Consumer inflation in China rose to 1.6 percent in July, the government said Sunday, as downward pressure on prices eased further in the world's second-largest economy.
The reading for the consumer price index (CPI), a main gauge of inflation released by the National Bureau of Statistics (NBS), was higher than June's 1.4 percent.
Moderate inflation can be a boon to consumption as it pushes consumers to buy before prices go up, while falling prices encourage shoppers to delay purchases and companies to put off investment, both of which can hurt economic growth.

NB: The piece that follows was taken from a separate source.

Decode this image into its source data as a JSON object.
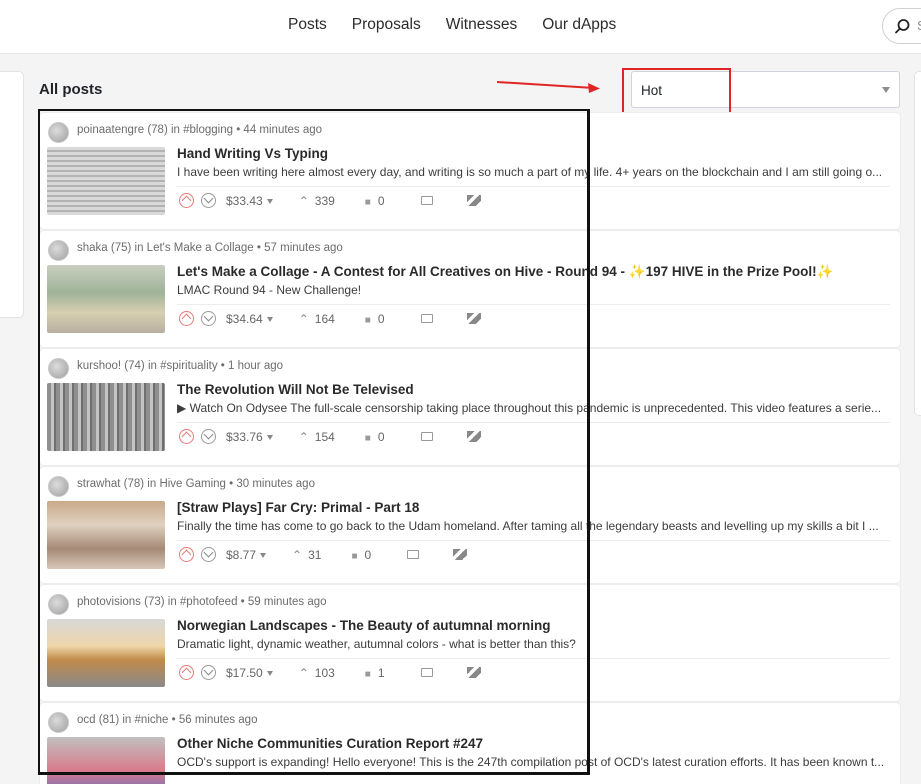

Slowing economic growth and declines in commodity prices have helped keep China's consumer inflation in check, with some analysts raising the prospect of looming deflation given weakness in other price yardsticks.
The producer price index -- a measure of costs for goods at the factory gate and a leading indicator of the trend for CPI -- declined 5.4 percent in July, the NBS said, compared with a 4.8 percent retreat in June, and marking the 41st consecutive monthly fall.
The CPI figure compared with the median estimate of 1.5 percent in a survey of economists by Bloomberg News.
In July, food prices, normally the key driver for Chinese inflation, rose 0.7 percent year-on-year, the NBS said.
The survey collects prices from more than 63,000 outlets including grocery stores, supermarkets, shopping malls and agricultural trade markets across 500 cities and counties in the country, the NBS says.
CPI touched 0.8 percent in January -- its lowest in more than five years -- but rebounded to 1.5 percent in April.
China's economic growth hit a 24-year low last year, expanding 7.4 percent amid a steady slowdown from years of double-digit expansions.
Growth in gross domestic product (GDP) has slowed further this year, expanding 7.0 percent in each of the first two quarters.
While authorities say that weaker growth is welcome as it fits in with their plan to shift the country's economic model away from investment and towards consumer spending, they are on guard that expansion does not decelerate too sharply.
The central People's Bank of China (PBoC) has cut benchmark interest rates four times since November and has also loosened requirements for how much cash banks must keep on their books in a bid to boost lending and stimulate growth.
The PBoC has also seen the measures as tools to fight deflation risks.